Damit ist schon ein wichtiges Konstruktionsmodell des Romans beschrieben: Denn Teile des Romans bestehen aus Dialogen der Beteiligten. Da spricht Jonas Blach, ein Anglist aus Ost-Berlin und der Freund Gesines, mit Jöche aus Jerichow, dem Lokomotivführer und alten Freund Jakobs; da telefonieren Gesine und Jonas und es spricht Rohlfs mit Gesine. Auch Monologe von Rohlfs, von Blach und Gesine fließen in den Erzählverlauf ein. Eine dritte Erzählinstanz ist die des neutralen Erzählers, der die Geschichte chronologisch vorantreibt und die Klammer bildet für die verstreut eingeschobenen Dialog- und Monologprotokolle. Diese Konstruktion – und die wenigen Hinweise des Autors zur Frage, wer gerade spricht – machen die Lektüre vor allem zu Beginn zu einer Herausforderung, motivieren den Leser aber auch dazu, die verwirrten Fäden zu entwirren und bringen ihn so in die Rolle des Aufklärers – und ein bisschen auch in die eines Agenten, der ja oft mit ähnlichen unzuverlässigen Informationsschnipseln arbeitet.

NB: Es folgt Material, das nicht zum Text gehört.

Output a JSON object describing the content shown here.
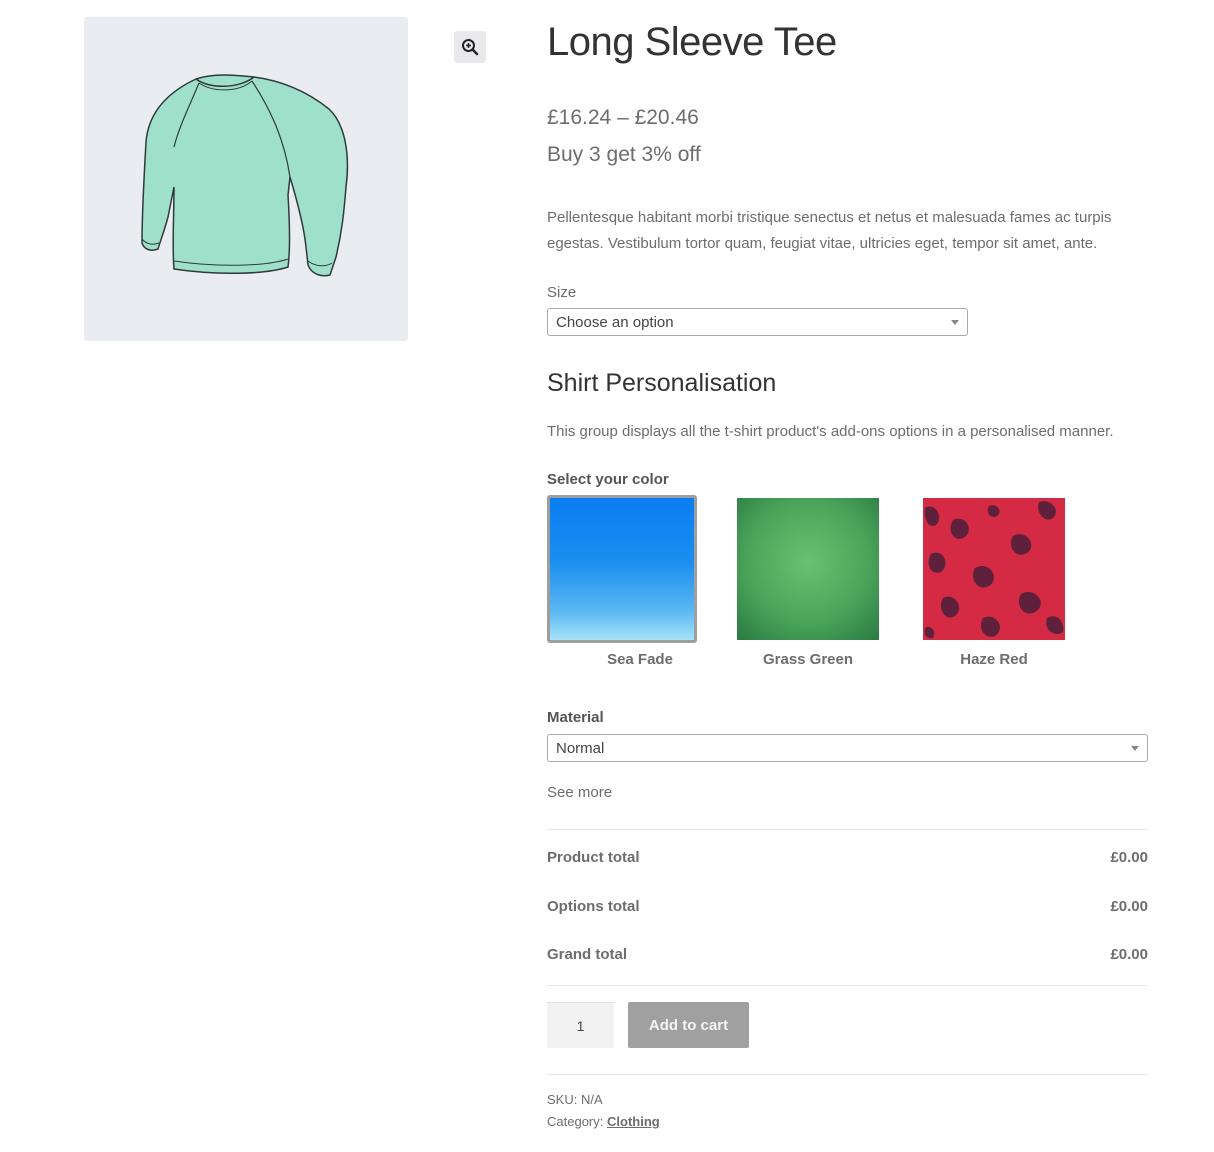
{
  "product": {
    "title": "Long Sleeve Tee",
    "price": "£16.24 – £20.46",
    "offer": "Buy 3 get 3% off",
    "description": "Pellentesque habitant morbi tristique senectus et netus et malesuada fames ac turpis egestas. Vestibulum tortor quam, feugiat vitae, ultricies eget, tempor sit amet, ante."
  },
  "gallery": {
    "zoom_icon": "magnifier-plus-icon",
    "background": "#e9edf1"
  },
  "size": {
    "label": "Size",
    "selected": "Choose an option"
  },
  "personalisation": {
    "title": "Shirt Personalisation",
    "description": "This group displays all the t-shirt product's add-ons options in a personalised manner.",
    "color_label": "Select your color",
    "colors": [
      {
        "name": "Sea Fade",
        "selected": true,
        "color": "#1a8cf0"
      },
      {
        "name": "Grass Green",
        "selected": false,
        "color": "#4aa55a"
      },
      {
        "name": "Haze Red",
        "selected": false,
        "color": "#d42a44"
      }
    ],
    "material_label": "Material",
    "material_selected": "Normal",
    "see_more": "See more"
  },
  "totals": {
    "product_label": "Product total",
    "product_value": "£0.00",
    "options_label": "Options total",
    "options_value": "£0.00",
    "grand_label": "Grand total",
    "grand_value": "£0.00"
  },
  "cart": {
    "quantity": "1",
    "add_label": "Add to cart"
  },
  "meta": {
    "sku_label": "SKU:",
    "sku_value": "N/A",
    "category_label": "Category:",
    "category_value": "Clothing"
  }
}
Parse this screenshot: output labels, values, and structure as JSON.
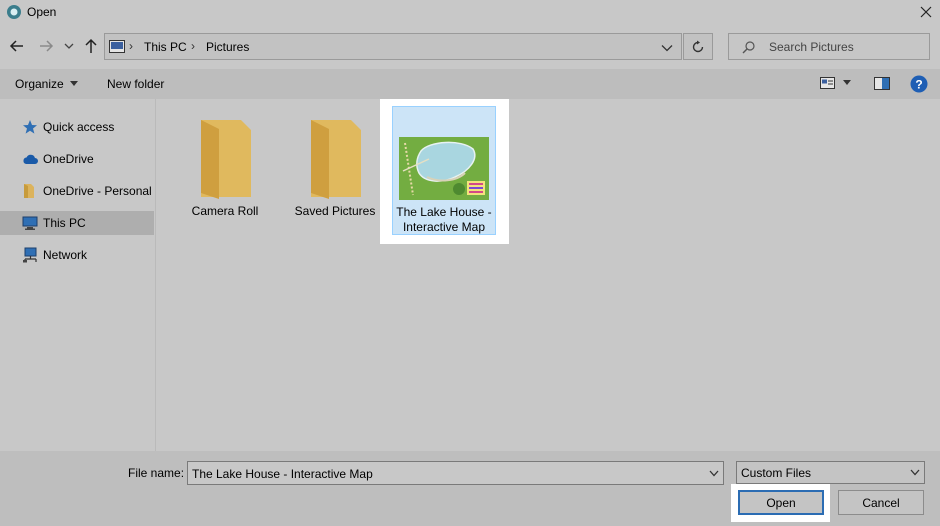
{
  "window": {
    "title": "Open"
  },
  "address": {
    "segments": [
      "This PC",
      "Pictures"
    ]
  },
  "search": {
    "placeholder": "Search Pictures"
  },
  "toolbar": {
    "organize": "Organize",
    "new_folder": "New folder"
  },
  "sidebar": {
    "items": [
      {
        "label": "Quick access",
        "icon": "star-icon"
      },
      {
        "label": "OneDrive",
        "icon": "cloud-icon"
      },
      {
        "label": "OneDrive - Personal",
        "icon": "folder-icon"
      },
      {
        "label": "This PC",
        "icon": "computer-icon",
        "selected": true
      },
      {
        "label": "Network",
        "icon": "network-icon"
      }
    ]
  },
  "files": [
    {
      "name": "Camera Roll",
      "type": "folder"
    },
    {
      "name": "Saved Pictures",
      "type": "folder"
    },
    {
      "name_line1": "The Lake House -",
      "name_line2": "Interactive Map",
      "type": "image",
      "selected": true
    }
  ],
  "footer": {
    "file_name_label": "File name:",
    "file_name_value": "The Lake House - Interactive Map",
    "file_type": "Custom Files",
    "open_label": "Open",
    "cancel_label": "Cancel"
  },
  "colors": {
    "selection": "#cce4f7",
    "selection_border": "#99d1ff",
    "folder": "#dcb35c",
    "help": "#1e5eb4"
  }
}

Auch die Sprache macht es dem Leser nicht immer einfach: Den im schönsten mecklenburgischen Platt vorgetragenen Sätzen können vielleicht durch lautes Lesen noch die Bedeutungen abgerungen werden, die russischen Sätze dagegen lassen sich jedoch auch mithilfe dieser Methode nicht für alle Leser enträtseln. Insgesamt aber zeigt sich in diesem Debüt schon die ganz typische Johnson-Sprache. So kreiert er eine Stimmung, die so „grau und rauh“ ist, wie der Wind, der an der Ostseeküste ständig bläst. Und so sind auch die Figuren norddeutsch kühl, rauh, gradlinig und sehr konsequent in ihren Entscheidungen, die jeder von ihnen für sich trifft, auch ohne Rücksicht auf die, die ihm nah sind. Dabei kreisen diese Entscheidungen immer um die eigene Haltung zum politischen System, um das Bleiben oder Weggehen, um die Hoffnungen, im eigenen Land etwas verändern zu können oder um die Hoffnungslosigkeit in dieser Frage.

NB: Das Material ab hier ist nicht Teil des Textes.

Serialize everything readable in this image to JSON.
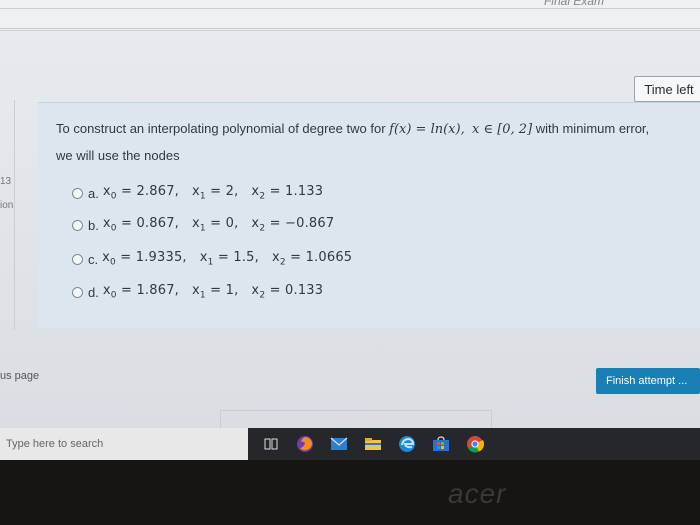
{
  "header": {
    "time_left_label": "Time left",
    "top_right_partial": "Final Exam"
  },
  "question": {
    "number_partial": "13",
    "info_partial": "ion",
    "text_line1_pre": "To construct an interpolating polynomial of degree two for ",
    "function_expr": "f(x) = ln(x),",
    "domain_expr": "x ∈ [0, 2]",
    "text_line1_post": " with minimum error,",
    "text_line2": "we will use the nodes"
  },
  "answers": [
    {
      "label": "a.",
      "x0": "2.867",
      "x1": "2",
      "x2": "1.133",
      "selected": false
    },
    {
      "label": "b.",
      "x0": "0.867",
      "x1": "0",
      "x2": "−0.867",
      "selected": false
    },
    {
      "label": "c.",
      "x0": "1.9335",
      "x1": "1.5",
      "x2": "1.0665",
      "selected": false
    },
    {
      "label": "d.",
      "x0": "1.867",
      "x1": "1",
      "x2": "0.133",
      "selected": false
    }
  ],
  "navigation": {
    "previous_page_partial": "us page",
    "finish_attempt_label": "Finish attempt ..."
  },
  "taskbar": {
    "search_placeholder": "Type here to search",
    "icons": [
      "task-view-icon",
      "firefox-icon",
      "mail-icon",
      "file-explorer-icon",
      "edge-icon",
      "store-icon",
      "chrome-icon"
    ]
  },
  "device": {
    "brand": "acer"
  },
  "colors": {
    "finish_button": "#1a7fb5",
    "question_background": "#dde6ee",
    "taskbar": "#26272b"
  }
}
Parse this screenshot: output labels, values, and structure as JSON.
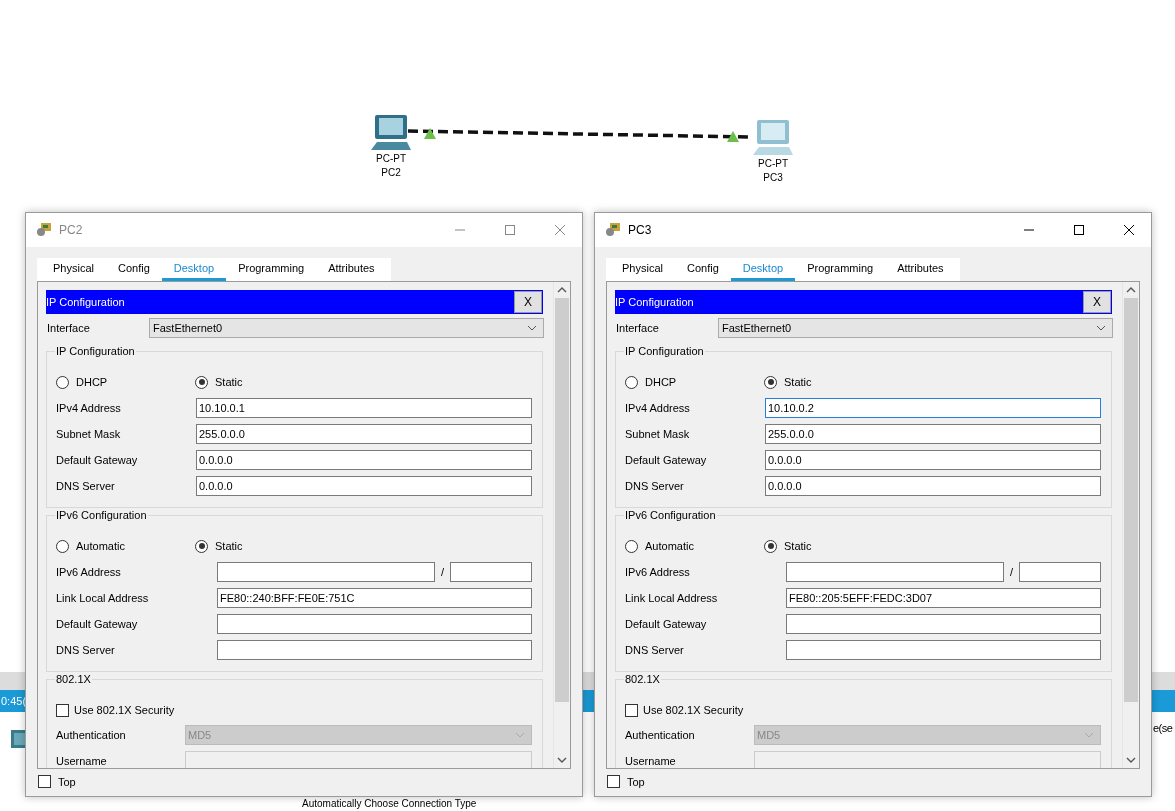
{
  "canvas": {
    "devices": [
      {
        "model": "PC-PT",
        "name": "PC2"
      },
      {
        "model": "PC-PT",
        "name": "PC3"
      }
    ]
  },
  "background": {
    "clock": "0:45(",
    "side_text": "e(se",
    "bottom_text": "Automatically Choose Connection Type"
  },
  "windows": [
    {
      "title": "PC2",
      "active": false,
      "tabs": [
        {
          "label": "Physical",
          "selected": false
        },
        {
          "label": "Config",
          "selected": false
        },
        {
          "label": "Desktop",
          "selected": true
        },
        {
          "label": "Programming",
          "selected": false
        },
        {
          "label": "Attributes",
          "selected": false
        }
      ],
      "panel_title": "IP Configuration",
      "close_label": "X",
      "interface": {
        "label": "Interface",
        "value": "FastEthernet0"
      },
      "ipv4": {
        "legend": "IP Configuration",
        "options": [
          {
            "label": "DHCP",
            "selected": false
          },
          {
            "label": "Static",
            "selected": true
          }
        ],
        "fields": [
          {
            "label": "IPv4 Address",
            "value": "10.10.0.1",
            "focused": false
          },
          {
            "label": "Subnet Mask",
            "value": "255.0.0.0",
            "focused": false
          },
          {
            "label": "Default Gateway",
            "value": "0.0.0.0",
            "focused": false
          },
          {
            "label": "DNS Server",
            "value": "0.0.0.0",
            "focused": false
          }
        ]
      },
      "ipv6": {
        "legend": "IPv6 Configuration",
        "options": [
          {
            "label": "Automatic",
            "selected": false
          },
          {
            "label": "Static",
            "selected": true
          }
        ],
        "fields": [
          {
            "label": "IPv6 Address",
            "kind": "prefixed",
            "separator": "/"
          },
          {
            "label": "Link Local Address",
            "kind": "text",
            "value": "FE80::240:BFF:FE0E:751C"
          },
          {
            "label": "Default Gateway",
            "kind": "text"
          },
          {
            "label": "DNS Server",
            "kind": "text"
          }
        ]
      },
      "dot1x": {
        "legend": "802.1X",
        "checkbox": {
          "label": "Use 802.1X Security",
          "checked": false
        },
        "fields": [
          {
            "label": "Authentication",
            "kind": "select",
            "value": "MD5"
          },
          {
            "label": "Username",
            "kind": "text"
          }
        ]
      },
      "top": {
        "label": "Top",
        "checked": false
      }
    },
    {
      "title": "PC3",
      "active": true,
      "tabs": [
        {
          "label": "Physical",
          "selected": false
        },
        {
          "label": "Config",
          "selected": false
        },
        {
          "label": "Desktop",
          "selected": true
        },
        {
          "label": "Programming",
          "selected": false
        },
        {
          "label": "Attributes",
          "selected": false
        }
      ],
      "panel_title": "IP Configuration",
      "close_label": "X",
      "interface": {
        "label": "Interface",
        "value": "FastEthernet0"
      },
      "ipv4": {
        "legend": "IP Configuration",
        "options": [
          {
            "label": "DHCP",
            "selected": false
          },
          {
            "label": "Static",
            "selected": true
          }
        ],
        "fields": [
          {
            "label": "IPv4 Address",
            "value": "10.10.0.2",
            "focused": true
          },
          {
            "label": "Subnet Mask",
            "value": "255.0.0.0",
            "focused": false
          },
          {
            "label": "Default Gateway",
            "value": "0.0.0.0",
            "focused": false
          },
          {
            "label": "DNS Server",
            "value": "0.0.0.0",
            "focused": false
          }
        ]
      },
      "ipv6": {
        "legend": "IPv6 Configuration",
        "options": [
          {
            "label": "Automatic",
            "selected": false
          },
          {
            "label": "Static",
            "selected": true
          }
        ],
        "fields": [
          {
            "label": "IPv6 Address",
            "kind": "prefixed",
            "separator": "/"
          },
          {
            "label": "Link Local Address",
            "kind": "text",
            "value": "FE80::205:5EFF:FEDC:3D07"
          },
          {
            "label": "Default Gateway",
            "kind": "text"
          },
          {
            "label": "DNS Server",
            "kind": "text"
          }
        ]
      },
      "dot1x": {
        "legend": "802.1X",
        "checkbox": {
          "label": "Use 802.1X Security",
          "checked": false
        },
        "fields": [
          {
            "label": "Authentication",
            "kind": "select",
            "value": "MD5"
          },
          {
            "label": "Username",
            "kind": "text"
          }
        ]
      },
      "top": {
        "label": "Top",
        "checked": false
      }
    }
  ]
}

Und die Lektüre lohnt sich aus einer ganzen Reihe weiterer Gründe: da ist die ganz beeindruckende Erzählung über die Art und Weise, wie Jakob arbeitet, wie er in vielen, vielen Überstunden immer wieder versucht, für pünktliche Züge zu sorgen, obwohl er doch nur eine Mangelwirtschaft verwaltet, entstanden durch den Abbau von Schienen durch die Russen, durch fehlende Kohle, die der große Bruder nicht liefert, weil die DDR nicht mit Westdevisen zahlen kann; da ist die Beschreibung des Katz- und Mausspiels zwischen Jakob und Rohlfs, das entsteht, als plötzlich Gesine auftaucht und nach Jerichow reisen möchte; da sind die Hoffnungen der Menschen auf politische Veränderungen, die den einen oder anderen angesichts der Kämpfe in Ungarn ganz unvorsichtig werden lassen; da ist die ganz wunderbare Darstellung der vielen Unzulänglichkeiten eines Stundenten bei seinem Vortrag, die jedem heutigen Lehrer und Dozenten deutlich machen: Früher war es auch nicht besser.

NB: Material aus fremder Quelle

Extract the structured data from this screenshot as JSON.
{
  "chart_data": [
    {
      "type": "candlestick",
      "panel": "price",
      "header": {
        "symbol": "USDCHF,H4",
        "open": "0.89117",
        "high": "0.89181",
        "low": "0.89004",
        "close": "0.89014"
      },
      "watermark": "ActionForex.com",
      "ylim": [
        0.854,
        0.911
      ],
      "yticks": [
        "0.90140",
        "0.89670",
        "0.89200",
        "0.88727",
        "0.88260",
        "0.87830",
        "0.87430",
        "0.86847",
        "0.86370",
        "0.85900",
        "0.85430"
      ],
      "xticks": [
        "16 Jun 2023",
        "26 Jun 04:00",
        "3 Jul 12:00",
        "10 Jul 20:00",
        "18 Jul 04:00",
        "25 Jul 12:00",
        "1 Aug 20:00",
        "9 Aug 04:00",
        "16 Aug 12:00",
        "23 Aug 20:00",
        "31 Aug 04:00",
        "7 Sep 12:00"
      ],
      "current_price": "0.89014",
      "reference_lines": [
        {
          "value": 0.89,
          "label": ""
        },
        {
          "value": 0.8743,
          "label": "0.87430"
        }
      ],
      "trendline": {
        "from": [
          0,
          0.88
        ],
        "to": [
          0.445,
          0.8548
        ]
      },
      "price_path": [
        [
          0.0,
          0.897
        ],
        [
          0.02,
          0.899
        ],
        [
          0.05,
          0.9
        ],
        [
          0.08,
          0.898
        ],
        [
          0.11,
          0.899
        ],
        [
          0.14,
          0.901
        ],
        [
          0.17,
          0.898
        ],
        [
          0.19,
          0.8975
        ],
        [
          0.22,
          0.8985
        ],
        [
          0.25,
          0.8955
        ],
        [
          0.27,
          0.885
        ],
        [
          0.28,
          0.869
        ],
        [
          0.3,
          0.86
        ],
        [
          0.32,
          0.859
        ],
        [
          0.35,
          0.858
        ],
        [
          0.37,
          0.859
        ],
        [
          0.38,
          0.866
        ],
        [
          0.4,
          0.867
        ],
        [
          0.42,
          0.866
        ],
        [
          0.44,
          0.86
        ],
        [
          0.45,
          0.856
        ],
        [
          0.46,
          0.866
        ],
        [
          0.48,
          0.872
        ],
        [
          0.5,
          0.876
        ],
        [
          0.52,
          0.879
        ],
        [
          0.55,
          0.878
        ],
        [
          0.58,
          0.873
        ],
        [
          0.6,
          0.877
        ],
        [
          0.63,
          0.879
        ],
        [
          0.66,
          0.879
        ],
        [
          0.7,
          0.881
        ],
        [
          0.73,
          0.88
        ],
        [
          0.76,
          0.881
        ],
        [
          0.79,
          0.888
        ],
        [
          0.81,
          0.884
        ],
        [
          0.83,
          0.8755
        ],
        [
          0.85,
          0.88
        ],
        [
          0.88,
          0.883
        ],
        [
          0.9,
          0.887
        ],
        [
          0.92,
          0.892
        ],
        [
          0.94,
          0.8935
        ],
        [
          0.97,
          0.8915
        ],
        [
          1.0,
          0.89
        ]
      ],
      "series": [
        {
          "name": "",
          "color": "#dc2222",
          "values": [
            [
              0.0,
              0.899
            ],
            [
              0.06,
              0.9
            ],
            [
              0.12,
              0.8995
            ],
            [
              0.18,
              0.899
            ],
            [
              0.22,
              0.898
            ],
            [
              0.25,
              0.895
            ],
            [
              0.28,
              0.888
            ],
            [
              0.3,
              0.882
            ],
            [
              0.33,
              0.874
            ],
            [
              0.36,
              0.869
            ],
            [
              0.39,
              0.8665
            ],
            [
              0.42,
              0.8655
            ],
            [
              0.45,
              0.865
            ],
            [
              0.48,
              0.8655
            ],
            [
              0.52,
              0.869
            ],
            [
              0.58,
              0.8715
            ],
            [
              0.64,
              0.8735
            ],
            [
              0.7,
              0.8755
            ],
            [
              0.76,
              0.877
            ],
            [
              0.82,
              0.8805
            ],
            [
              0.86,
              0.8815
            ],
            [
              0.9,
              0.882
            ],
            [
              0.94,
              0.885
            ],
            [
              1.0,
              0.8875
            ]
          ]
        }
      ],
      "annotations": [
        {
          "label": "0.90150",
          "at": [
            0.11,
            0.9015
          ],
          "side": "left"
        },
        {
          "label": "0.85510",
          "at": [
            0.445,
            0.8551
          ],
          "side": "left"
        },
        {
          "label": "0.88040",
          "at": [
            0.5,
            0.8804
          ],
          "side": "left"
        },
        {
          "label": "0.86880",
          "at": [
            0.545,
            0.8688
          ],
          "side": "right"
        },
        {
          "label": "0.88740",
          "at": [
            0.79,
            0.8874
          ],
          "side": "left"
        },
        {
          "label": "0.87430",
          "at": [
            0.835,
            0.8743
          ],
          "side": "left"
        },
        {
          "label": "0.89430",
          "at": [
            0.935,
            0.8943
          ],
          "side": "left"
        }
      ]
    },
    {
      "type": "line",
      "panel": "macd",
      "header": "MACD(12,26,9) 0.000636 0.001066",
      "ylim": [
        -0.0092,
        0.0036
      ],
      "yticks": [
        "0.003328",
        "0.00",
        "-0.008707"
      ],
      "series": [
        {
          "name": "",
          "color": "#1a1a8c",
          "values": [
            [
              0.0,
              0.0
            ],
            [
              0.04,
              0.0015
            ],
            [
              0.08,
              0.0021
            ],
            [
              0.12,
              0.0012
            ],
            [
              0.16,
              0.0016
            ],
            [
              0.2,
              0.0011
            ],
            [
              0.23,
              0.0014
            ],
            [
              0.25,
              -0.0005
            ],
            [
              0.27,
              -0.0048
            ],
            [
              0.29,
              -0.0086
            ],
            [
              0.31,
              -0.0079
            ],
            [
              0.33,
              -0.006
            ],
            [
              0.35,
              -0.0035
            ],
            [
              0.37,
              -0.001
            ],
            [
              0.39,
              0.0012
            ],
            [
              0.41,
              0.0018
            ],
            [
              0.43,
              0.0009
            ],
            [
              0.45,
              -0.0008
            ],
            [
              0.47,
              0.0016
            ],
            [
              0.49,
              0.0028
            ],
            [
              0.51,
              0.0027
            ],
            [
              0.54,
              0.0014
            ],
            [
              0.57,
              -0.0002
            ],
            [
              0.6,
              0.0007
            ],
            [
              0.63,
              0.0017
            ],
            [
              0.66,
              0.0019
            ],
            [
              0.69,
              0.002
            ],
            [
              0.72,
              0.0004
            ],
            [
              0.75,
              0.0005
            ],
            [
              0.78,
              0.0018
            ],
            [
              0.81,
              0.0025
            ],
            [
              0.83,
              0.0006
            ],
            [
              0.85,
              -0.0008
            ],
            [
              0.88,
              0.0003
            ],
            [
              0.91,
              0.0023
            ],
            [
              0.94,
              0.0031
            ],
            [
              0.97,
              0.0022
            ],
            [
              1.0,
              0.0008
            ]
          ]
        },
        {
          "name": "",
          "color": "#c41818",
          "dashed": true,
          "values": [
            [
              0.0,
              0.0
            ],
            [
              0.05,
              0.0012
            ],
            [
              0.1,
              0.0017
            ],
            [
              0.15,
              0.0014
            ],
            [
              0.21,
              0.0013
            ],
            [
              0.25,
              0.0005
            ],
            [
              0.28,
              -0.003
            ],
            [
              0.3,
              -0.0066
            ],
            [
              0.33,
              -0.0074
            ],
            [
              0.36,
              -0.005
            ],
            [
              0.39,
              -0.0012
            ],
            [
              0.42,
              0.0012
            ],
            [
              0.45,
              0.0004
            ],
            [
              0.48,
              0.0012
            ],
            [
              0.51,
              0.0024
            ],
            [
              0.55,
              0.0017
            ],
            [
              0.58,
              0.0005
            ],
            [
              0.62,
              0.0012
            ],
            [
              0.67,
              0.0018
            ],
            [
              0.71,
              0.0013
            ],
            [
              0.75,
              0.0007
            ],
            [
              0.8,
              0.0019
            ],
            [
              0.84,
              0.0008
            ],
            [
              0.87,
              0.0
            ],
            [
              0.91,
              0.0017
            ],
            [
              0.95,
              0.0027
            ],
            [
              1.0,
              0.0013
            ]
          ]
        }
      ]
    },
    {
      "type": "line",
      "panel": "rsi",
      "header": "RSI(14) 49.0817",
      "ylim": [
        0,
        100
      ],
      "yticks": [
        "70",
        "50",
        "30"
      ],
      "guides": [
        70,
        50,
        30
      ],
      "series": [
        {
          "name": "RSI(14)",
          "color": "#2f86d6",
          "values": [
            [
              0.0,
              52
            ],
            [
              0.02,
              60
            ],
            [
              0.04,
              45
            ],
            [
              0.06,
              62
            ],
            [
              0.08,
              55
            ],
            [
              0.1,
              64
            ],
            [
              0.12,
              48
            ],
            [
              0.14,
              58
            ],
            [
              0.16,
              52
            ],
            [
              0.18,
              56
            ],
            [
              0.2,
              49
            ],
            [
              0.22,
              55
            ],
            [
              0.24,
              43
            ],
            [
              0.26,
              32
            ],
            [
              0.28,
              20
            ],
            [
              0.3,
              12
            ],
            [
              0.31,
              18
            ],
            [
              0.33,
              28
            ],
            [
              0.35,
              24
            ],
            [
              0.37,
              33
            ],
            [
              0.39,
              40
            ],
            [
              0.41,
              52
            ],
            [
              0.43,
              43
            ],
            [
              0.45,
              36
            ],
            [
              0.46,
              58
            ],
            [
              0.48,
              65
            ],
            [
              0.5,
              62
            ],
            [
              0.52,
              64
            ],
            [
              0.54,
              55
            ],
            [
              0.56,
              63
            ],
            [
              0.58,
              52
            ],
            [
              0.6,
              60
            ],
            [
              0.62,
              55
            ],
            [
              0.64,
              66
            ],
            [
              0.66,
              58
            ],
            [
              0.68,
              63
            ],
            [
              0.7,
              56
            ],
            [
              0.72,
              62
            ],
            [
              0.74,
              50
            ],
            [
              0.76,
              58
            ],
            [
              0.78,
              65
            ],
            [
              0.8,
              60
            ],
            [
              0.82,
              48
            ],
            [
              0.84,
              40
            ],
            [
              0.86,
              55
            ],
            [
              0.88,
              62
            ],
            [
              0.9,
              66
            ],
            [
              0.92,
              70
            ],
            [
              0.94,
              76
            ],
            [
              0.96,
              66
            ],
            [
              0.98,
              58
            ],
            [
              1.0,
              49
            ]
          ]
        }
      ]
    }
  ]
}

Die „Mutmassungen über Jakob“ sind nun der erste Band der Werkausgabe Uwe Johnsons, der „Rostocker Ausgabe“. In dem zusätzlichen Material zum Roman ist nicht nur ein umfangreicher textkritischer Apparat zu finden, in dem die Übersetzungen des Russischen nachgeschlagen sowie die Verweise, die Johnson so zahlreich in seinen Roman eingebunden hat, nachgelesen werden können. Er enthält auch ein sehr lesenswertes Nachwort, in dem die Geschichte der Entstehung des Romans, seiner Veröffentlichung und seiner Rezeption geschildert wird und das auch erklärt, warum Johnson das „ß“ weitestgehend meidet. Abbildungen im Buch zeigen Ausschnitte aus der Bearbeitung der verschiedenen Textfassungen und das erste Gutachten Walter Maria Guggenheimers, des Lektors bei Suhrkamp, der den Roman sehr zur Veröffentlichung empfiehlt:
„auf diesen autor würde ich haushoch setzen. Ich kenne kein vergleichbares erzähl- und sprachtalent bei uns, auch arno schmidt nicht, er ist viel solider und – >haltbarer<, aber: sein erfolg ist nicht unabhängig vom erscheinungsdatum. […] ich meine damit: wir dürfen diesen mann nicht auf eis legen. wenn wir gründe gegen ihn haben, dann muss er andere chancen frei kriegen.“
Und natürlich knn, wer Johnson wiiederlesen oder aber überhaupt erst entdecken möchte, auch eine andere Ausgabe seiner „Mutmassungen“ lesen. Wer sich allerdings auf die „Jahrestage“ in der Werkausgabe freut, der muss leider noch ein paar Jahre warten. Zur Publikationsübersicht geht es hier entlang.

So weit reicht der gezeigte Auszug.